Stanford team clinches top spot in robot desert race
By Reed Stevenson
PRIMM, Nevada (Reuters) – A Stanford University team won a
$2 million prize on Sunday for sending a modified Volkswagen
across 132 miles of rugged desert, guided only by sensors and
computers in a race the Pentagon hopes will lead to a
technological breakthrough in warfare.
Twenty-three driverless vehicles were sent into the Mojave
Desert on Saturday in a race sponsored by the Pentagon’s
Defense Advanced Research Projects Agency, known as DARPA.
After extending the race a day to allow a slow-moving
robotic vehicle to finish, the Stanford University vehicle,
known as Stanley, was declared the winner of the Grand
Challenge with the quickest race time of six hours and 54
minutes.
Sebastian Thrun, leader of the Stanford team, said the
victory was a win for the automobile’s future, predicting that
all cars would one day be able to drive themselves.
DARPA sponsored the race to spur development of driverless
vehicles that one day could carry water, fuel and other
supplies for the U.S. military in war zones.
In last year’s inaugural race, called the Grand Challenge,
every machine failed within sight of the starting line. The
Pentagon decided to double the prize and hold the event again
this year.
Organizers designed a more difficult course this year and
an assortment of modified Humvees, sports utility vehicles,
pickup trucks and dune buggies were sent into the mountains and
valleys in the Mojave to navigate man-made obstacles, tunnels
and a dry lake bed.
“These vehicles just haven’t achieved world records,
they’ve made history,” said DARPA director Tony Tether.
One broke down at the starting line and 17 others stopped
moving at various points on the course.
Four made it back to the finish line to complete the race
and one, a huge six-wheeled truck called TerraMax, was stopped
overnight so it could make it to the finish line.

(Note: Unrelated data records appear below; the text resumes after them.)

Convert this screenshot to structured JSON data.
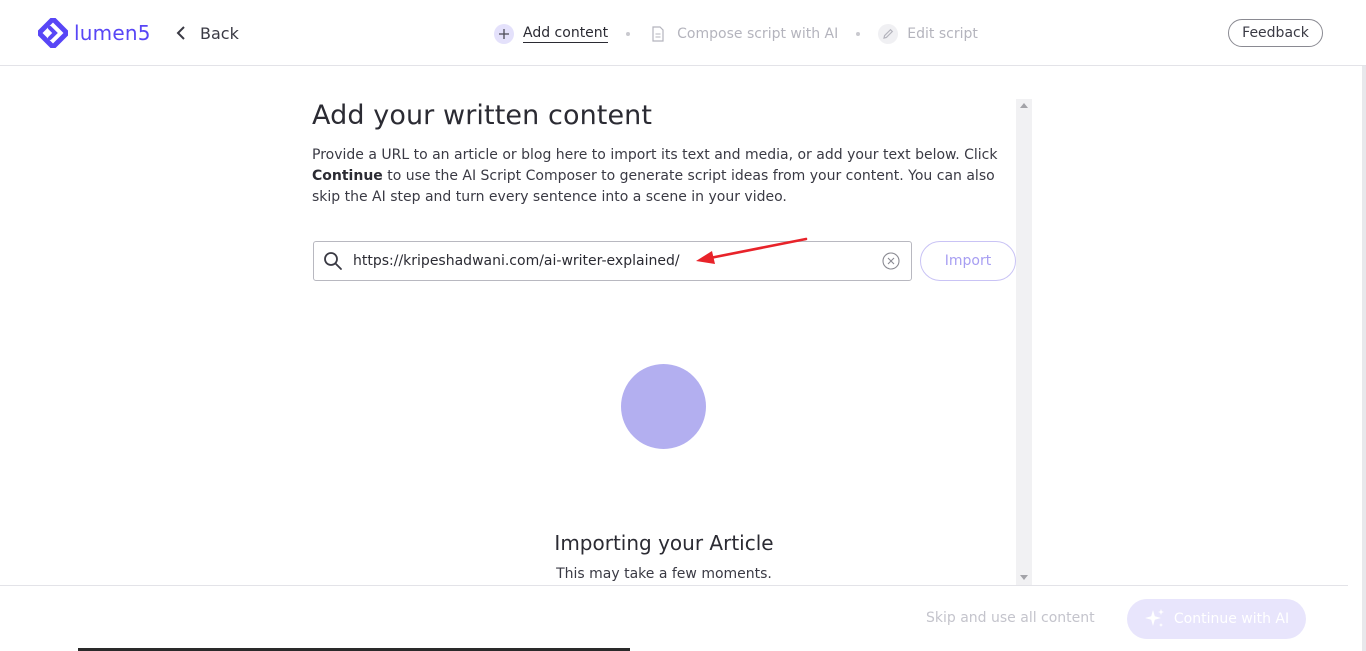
{
  "header": {
    "logo_text": "lumen5",
    "back_label": "Back",
    "steps": [
      {
        "label": "Add content",
        "state": "active"
      },
      {
        "label": "Compose script with AI",
        "state": "inactive"
      },
      {
        "label": "Edit script",
        "state": "inactive"
      }
    ],
    "feedback_label": "Feedback"
  },
  "main": {
    "title": "Add your written content",
    "description_part1": "Provide a URL to an article or blog here to import its text and media, or add your text below. Click ",
    "description_bold": "Continue",
    "description_part2": " to use the AI Script Composer to generate script ideas from your content. You can also skip the AI step and turn every sentence into a scene in your video.",
    "url_value": "https://kripeshadwani.com/ai-writer-explained/",
    "import_label": "Import",
    "importing_title": "Importing your Article",
    "importing_subtitle": "This may take a few moments."
  },
  "footer": {
    "skip_label": "Skip and use all content",
    "continue_label": "Continue with AI"
  },
  "colors": {
    "brand": "#5846f6",
    "loader": "#b3aff0",
    "annotation_arrow": "#e8232a"
  }
}
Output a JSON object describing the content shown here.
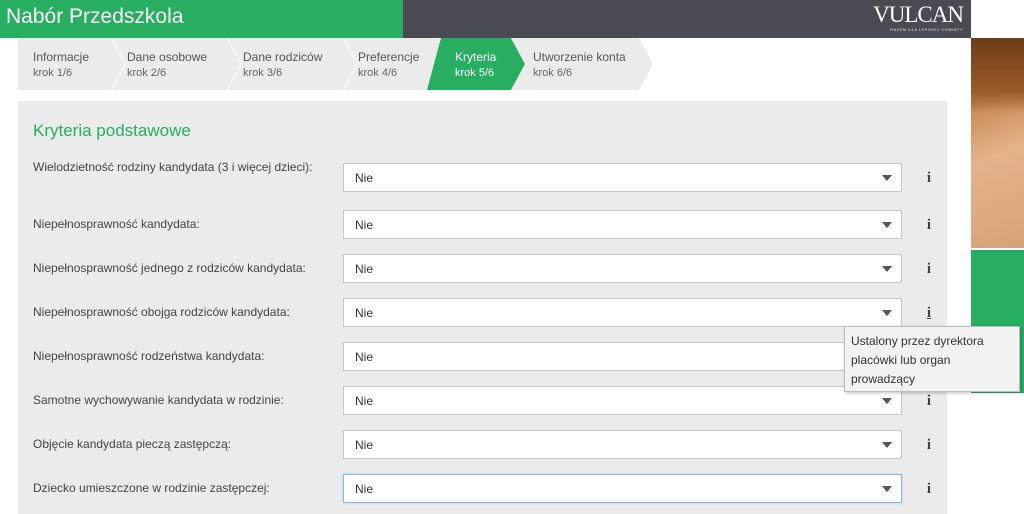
{
  "header": {
    "title": "Nabór Przedszkola",
    "logo_text": "VULCAN",
    "logo_tagline": "RAZEM DLA LEPSZEJ OŚWIATY"
  },
  "steps": [
    {
      "name": "Informacje",
      "sub": "krok 1/6",
      "active": false
    },
    {
      "name": "Dane osobowe",
      "sub": "krok 2/6",
      "active": false
    },
    {
      "name": "Dane rodziców",
      "sub": "krok 3/6",
      "active": false
    },
    {
      "name": "Preferencje",
      "sub": "krok 4/6",
      "active": false
    },
    {
      "name": "Kryteria",
      "sub": "krok 5/6",
      "active": true
    },
    {
      "name": "Utworzenie konta",
      "sub": "krok 6/6",
      "active": false
    }
  ],
  "section": {
    "title": "Kryteria podstawowe"
  },
  "criteria": [
    {
      "label": "Wielodzietność rodziny kandydata (3 i więcej dzieci):",
      "value": "Nie"
    },
    {
      "label": "Niepełnosprawność kandydata:",
      "value": "Nie"
    },
    {
      "label": "Niepełnosprawność jednego z rodziców kandydata:",
      "value": "Nie"
    },
    {
      "label": "Niepełnosprawność obojga rodziców kandydata:",
      "value": "Nie"
    },
    {
      "label": "Niepełnosprawność rodzeństwa kandydata:",
      "value": "Nie"
    },
    {
      "label": "Samotne wychowywanie kandydata w rodzinie:",
      "value": "Nie"
    },
    {
      "label": "Objęcie kandydata pieczą zastępczą:",
      "value": "Nie"
    },
    {
      "label": "Dziecko umieszczone w rodzinie zastępczej:",
      "value": "Nie"
    }
  ],
  "info_symbol": "i",
  "tooltip": {
    "text": "Ustalony przez dyrektora placówki lub organ prowadzący"
  },
  "colors": {
    "brand_green": "#27ae60",
    "header_dark": "#4a4a52",
    "step_bg": "#ebebeb",
    "panel_bg": "#ebebeb"
  }
}
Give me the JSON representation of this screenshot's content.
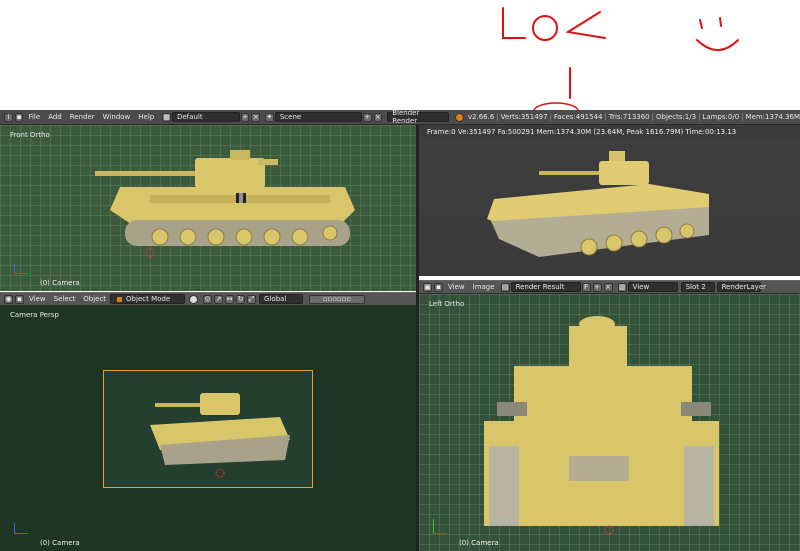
{
  "annotation": {
    "handwritten": "LOL",
    "smiley": ":)"
  },
  "header": {
    "menus": [
      "File",
      "Add",
      "Render",
      "Window",
      "Help"
    ],
    "layout": "Default",
    "scene": "Scene",
    "engine": "Blender Render",
    "version": "v2.66.6",
    "verts": "Verts:351497",
    "faces": "Faces:491544",
    "tris": "Tris:713360",
    "objects": "Objects:1/3",
    "lamps": "Lamps:0/0",
    "mem": "Mem:1374.36M"
  },
  "viewports": {
    "front": {
      "label": "Front Ortho",
      "footer": "(0) Camera"
    },
    "camera": {
      "label": "Camera Persp",
      "footer": "(0) Camera"
    },
    "left": {
      "label": "Left Ortho",
      "footer": "(0) Camera"
    }
  },
  "render": {
    "stats": "Frame:0 Ve:351497 Fa:500291 Mem:1374.30M (23.64M, Peak 1616.79M) Time:00:13.13"
  },
  "view3d_header": {
    "menus": [
      "View",
      "Select",
      "Object"
    ],
    "mode": "Object Mode",
    "orientation": "Global"
  },
  "image_header": {
    "menus": [
      "View",
      "Image"
    ],
    "image": "Render Result",
    "f_label": "F",
    "view": "View",
    "slot": "Slot 2",
    "layer": "RenderLayer"
  },
  "colors": {
    "tank": "#d9c56a",
    "viewport_green": "#3c5a3c",
    "camera_frame": "#e8a020",
    "annotation_red": "#e01010"
  }
}
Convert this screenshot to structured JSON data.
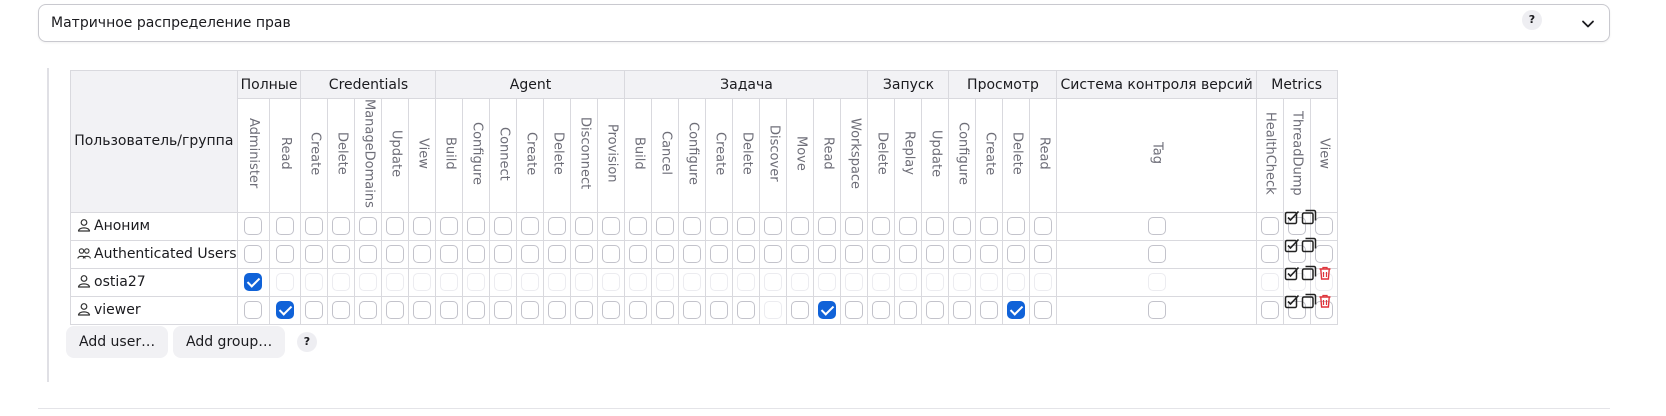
{
  "strategy_select": {
    "value": "Матричное распределение прав"
  },
  "help_label": "?",
  "table": {
    "user_header": "Пользователь/группа",
    "groups": [
      {
        "name": "Полные",
        "perms": [
          "Administer",
          "Read"
        ]
      },
      {
        "name": "Credentials",
        "perms": [
          "Create",
          "Delete",
          "ManageDomains",
          "Update",
          "View"
        ]
      },
      {
        "name": "Agent",
        "perms": [
          "Build",
          "Configure",
          "Connect",
          "Create",
          "Delete",
          "Disconnect",
          "Provision"
        ]
      },
      {
        "name": "Задача",
        "perms": [
          "Build",
          "Cancel",
          "Configure",
          "Create",
          "Delete",
          "Discover",
          "Move",
          "Read",
          "Workspace"
        ]
      },
      {
        "name": "Запуск",
        "perms": [
          "Delete",
          "Replay",
          "Update"
        ]
      },
      {
        "name": "Просмотр",
        "perms": [
          "Configure",
          "Create",
          "Delete",
          "Read"
        ]
      },
      {
        "name": "Система контроля версий",
        "perms": [
          "Tag"
        ]
      },
      {
        "name": "Metrics",
        "perms": [
          "HealthCheck",
          "ThreadDump",
          "View"
        ]
      }
    ],
    "rows": [
      {
        "name": "Аноним",
        "icon": "user-icon",
        "deletable": false,
        "checked": [],
        "dimmed": []
      },
      {
        "name": "Authenticated Users",
        "icon": "group-icon",
        "deletable": false,
        "checked": [],
        "dimmed": []
      },
      {
        "name": "ostia27",
        "icon": "user-icon",
        "deletable": true,
        "checked": [
          0
        ],
        "dimmed": [
          1,
          2,
          3,
          4,
          5,
          6,
          7,
          8,
          9,
          10,
          11,
          12,
          13,
          14,
          15,
          16,
          17,
          18,
          19,
          20,
          21,
          22,
          23,
          24,
          25,
          26,
          27,
          28,
          29,
          30,
          31,
          32,
          33,
          34
        ]
      },
      {
        "name": "viewer",
        "icon": "user-icon",
        "deletable": true,
        "checked": [
          1,
          21,
          28
        ],
        "dimmed": [
          19
        ]
      }
    ]
  },
  "buttons": {
    "add_user": "Add user…",
    "add_group": "Add group…"
  },
  "colors": {
    "accent": "#1062d8",
    "delete": "#e0343b"
  }
}
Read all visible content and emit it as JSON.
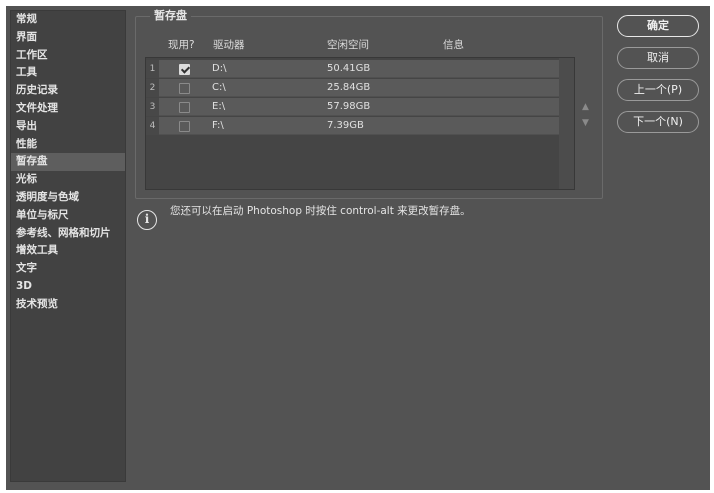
{
  "sidebar": {
    "items": [
      {
        "label": "常规"
      },
      {
        "label": "界面"
      },
      {
        "label": "工作区"
      },
      {
        "label": "工具"
      },
      {
        "label": "历史记录"
      },
      {
        "label": "文件处理"
      },
      {
        "label": "导出"
      },
      {
        "label": "性能"
      },
      {
        "label": "暂存盘",
        "active": true
      },
      {
        "label": "光标"
      },
      {
        "label": "透明度与色域"
      },
      {
        "label": "单位与标尺"
      },
      {
        "label": "参考线、网格和切片"
      },
      {
        "label": "增效工具"
      },
      {
        "label": "文字"
      },
      {
        "label": "3D"
      },
      {
        "label": "技术预览"
      }
    ]
  },
  "scratch": {
    "title": "暂存盘",
    "headers": {
      "active": "现用?",
      "drive": "驱动器",
      "free": "空闲空间",
      "info": "信息"
    },
    "rows": [
      {
        "num": "1",
        "checked": true,
        "drive": "D:\\",
        "free": "50.41GB"
      },
      {
        "num": "2",
        "checked": false,
        "drive": "C:\\",
        "free": "25.84GB"
      },
      {
        "num": "3",
        "checked": false,
        "drive": "E:\\",
        "free": "57.98GB"
      },
      {
        "num": "4",
        "checked": false,
        "drive": "F:\\",
        "free": "7.39GB"
      }
    ],
    "up_glyph": "▲",
    "down_glyph": "▼"
  },
  "info": {
    "icon": "info-icon",
    "glyph": "i",
    "text": "您还可以在启动 Photoshop 时按住 control-alt 来更改暂存盘。"
  },
  "buttons": {
    "ok": "确定",
    "cancel": "取消",
    "prev": "上一个(P)",
    "next": "下一个(N)"
  }
}
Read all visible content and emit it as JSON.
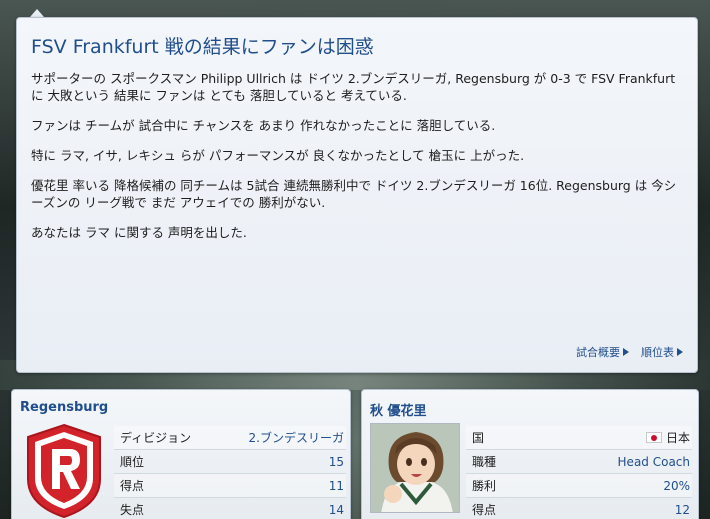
{
  "message": {
    "title": "FSV Frankfurt 戦の結果にファンは困惑",
    "paragraphs": [
      "サポーターの スポークスマン Philipp Ullrich は ドイツ 2.ブンデスリーガ, Regensburg が 0-3 で FSV Frankfurt に 大敗という 結果に ファンは とても 落胆していると 考えている.",
      "ファンは チームが 試合中に チャンスを あまり 作れなかったことに 落胆している.",
      "特に ラマ, イサ, レキシュ らが パフォーマンスが 良くなかったとして 槍玉に 上がった.",
      "優花里 率いる 降格候補の 同チームは 5試合 連続無勝利中で ドイツ 2.ブンデスリーガ 16位. Regensburg は 今シーズンの リーグ戦で まだ アウェイでの 勝利がない.",
      "あなたは ラマ に関する 声明を出した."
    ],
    "links": {
      "match_summary": "試合概要",
      "table": "順位表"
    }
  },
  "club": {
    "name": "Regensburg",
    "stats": [
      {
        "label": "ディビジョン",
        "value": "2.ブンデスリーガ"
      },
      {
        "label": "順位",
        "value": "15"
      },
      {
        "label": "得点",
        "value": "11"
      },
      {
        "label": "失点",
        "value": "14"
      }
    ]
  },
  "manager": {
    "name": "秋 優花里",
    "stats": [
      {
        "label": "国",
        "value": "日本"
      },
      {
        "label": "職種",
        "value": "Head Coach"
      },
      {
        "label": "勝利",
        "value": "20%"
      },
      {
        "label": "得点",
        "value": "12"
      }
    ]
  },
  "colors": {
    "accent": "#214f8d",
    "crest_red": "#d2232a"
  }
}
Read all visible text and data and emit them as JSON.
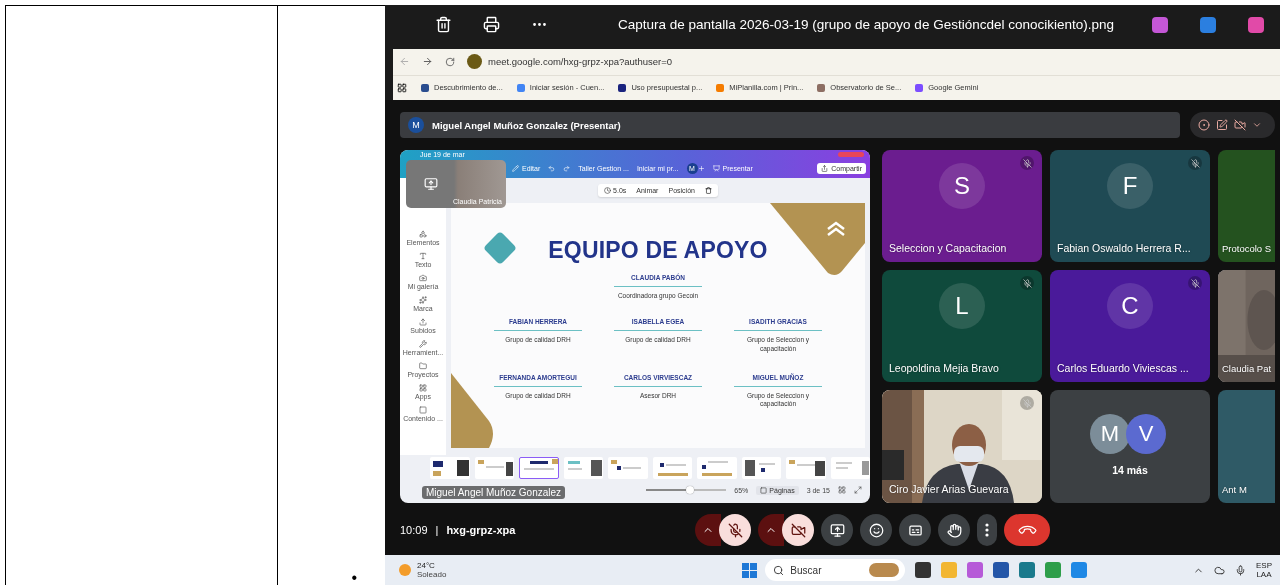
{
  "document": {
    "bullet": "•"
  },
  "viewer": {
    "title": "Captura de pantalla 2026-03-19 (grupo de apoyo de Gestióncdel conocikiento).png"
  },
  "browser": {
    "address": "meet.google.com/hxg-grpz-xpa?authuser=0",
    "bookmarks": [
      {
        "label": "Descubrimiento de..."
      },
      {
        "label": "Iniciar sesión - Cuen..."
      },
      {
        "label": "Uso presupuestal p..."
      },
      {
        "label": "MiPlanilla.com | Prin..."
      },
      {
        "label": "Observatorio de Se..."
      },
      {
        "label": "Google Gemini"
      }
    ]
  },
  "meet": {
    "presenter": {
      "initial": "M",
      "label": "Miguel Angel Muñoz Gonzalez (Presentar)"
    },
    "presentation": {
      "status": "Jue 19 de mar",
      "edit": "Editar",
      "doc_title": "Taller Gestion ...",
      "start": "Iniciar mi pr...",
      "avatar": "M",
      "present": "Presentar",
      "share": "Compartir",
      "element_bar": {
        "duration": "5.0s",
        "animate": "Animar",
        "position": "Posición"
      },
      "sidebar": [
        "Elementos",
        "Texto",
        "Mi galería",
        "Marca",
        "Subidos",
        "Herramient...",
        "Proyectos",
        "Apps",
        "Contenido ..."
      ],
      "self_view": {
        "name": "Claudia Patricia"
      },
      "slide": {
        "title": "EQUIPO DE APOYO",
        "lead": {
          "name": "CLAUDIA PABÓN",
          "role": "Coordinadora grupo Gecoin"
        },
        "members": [
          {
            "name": "FABIAN HERRERA",
            "role": "Grupo de calidad  DRH"
          },
          {
            "name": "ISABELLA EGEA",
            "role": "Grupo de calidad  DRH"
          },
          {
            "name": "ISADITH GRACIAS",
            "role": "Grupo de Seleccion y capacitación"
          },
          {
            "name": "FERNANDA AMORTEGUI",
            "role": "Grupo de calidad  DRH"
          },
          {
            "name": "CARLOS VIRVIESCAZ",
            "role": "Asesor DRH"
          },
          {
            "name": "MIGUEL MUÑOZ",
            "role": "Grupo de Seleccion y capacitación"
          }
        ]
      },
      "thumbnails": [
        {
          "selected": false
        },
        {
          "selected": false
        },
        {
          "selected": true
        },
        {
          "selected": false
        },
        {
          "selected": false
        },
        {
          "selected": false
        },
        {
          "selected": false
        },
        {
          "selected": false
        },
        {
          "selected": false
        },
        {
          "selected": false
        }
      ],
      "footer": {
        "presenter": "Miguel Angel Muñoz Gonzalez",
        "level": 0.55,
        "zoom": "65%",
        "pages": "Páginas",
        "page": "3 de 15"
      }
    },
    "tiles": [
      {
        "kind": "avatar",
        "initial": "S",
        "name": "Seleccion y Capacitacion",
        "color": "#6b1d8f",
        "muted": true,
        "speaking": false
      },
      {
        "kind": "avatar",
        "initial": "F",
        "name": "Fabian Oswaldo Herrera R...",
        "color": "#1f4a54",
        "muted": true,
        "speaking": false
      },
      {
        "kind": "avatar",
        "name": "Protocolo S",
        "color": "#24521f",
        "muted": false,
        "speaking": false
      },
      {
        "kind": "avatar",
        "initial": "L",
        "name": "Leopoldina Mejia Bravo",
        "color": "#0f4a3c",
        "muted": true,
        "speaking": false
      },
      {
        "kind": "avatar",
        "initial": "C",
        "name": "Carlos Eduardo Viviescas ...",
        "color": "#4a1a9a",
        "muted": true,
        "speaking": false
      },
      {
        "kind": "picture",
        "name": "Claudia Pat",
        "color": "#6f655e",
        "muted": false,
        "speaking": true
      },
      {
        "kind": "picture",
        "name": "Ciro Javier Arias Guevara",
        "color": "#d9d2c2",
        "muted": true,
        "speaking": false
      },
      {
        "kind": "more",
        "avatars": [
          "M",
          "V"
        ],
        "label": "14 más",
        "color": "#3c4043",
        "muted": false,
        "speaking": false
      },
      {
        "kind": "avatar",
        "name": "Ant M",
        "color": "#2f5a66",
        "muted": false,
        "speaking": false
      }
    ],
    "meeting": {
      "time": "10:09",
      "separator": "|",
      "code": "hxg-grpz-xpa"
    },
    "controls": [
      {
        "kind": "mic",
        "on": false
      },
      {
        "kind": "camera",
        "on": false
      },
      {
        "kind": "present"
      },
      {
        "kind": "emoji"
      },
      {
        "kind": "captions"
      },
      {
        "kind": "hand"
      },
      {
        "kind": "more"
      },
      {
        "kind": "leave"
      }
    ]
  },
  "taskbar": {
    "temperature": "24°C",
    "weather": "Soleado",
    "search_placeholder": "Buscar",
    "lang": "ESP",
    "region": "LAA"
  }
}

Coming in just after Stanley were a pair of modified
Humvees built by a Carnegie Mellon University team. A modified
sports utility vehicle called GrayBot also finished just after
sunset on Saturday.
The rugged, twisting course, about 40 miles southwest of
Las Vegas on the Nevada-California border, was chosen because
of its similarity to terrain where the U.S. military is
currently most active, Iraq and the Middle East.
At one point, the vehicles had to climb through a steep
valley that organizers said was “reminiscent of a mountain pass
in Afghanistan.”
Using global positioning satellites and inertial
navigation, the vehicles were programmed to follow a
pre-defined course disclosed only hours before the race. Radar,
lasers and cameras mounted on the vehicles guided onboard
computers that steered the vehicles around obstacles.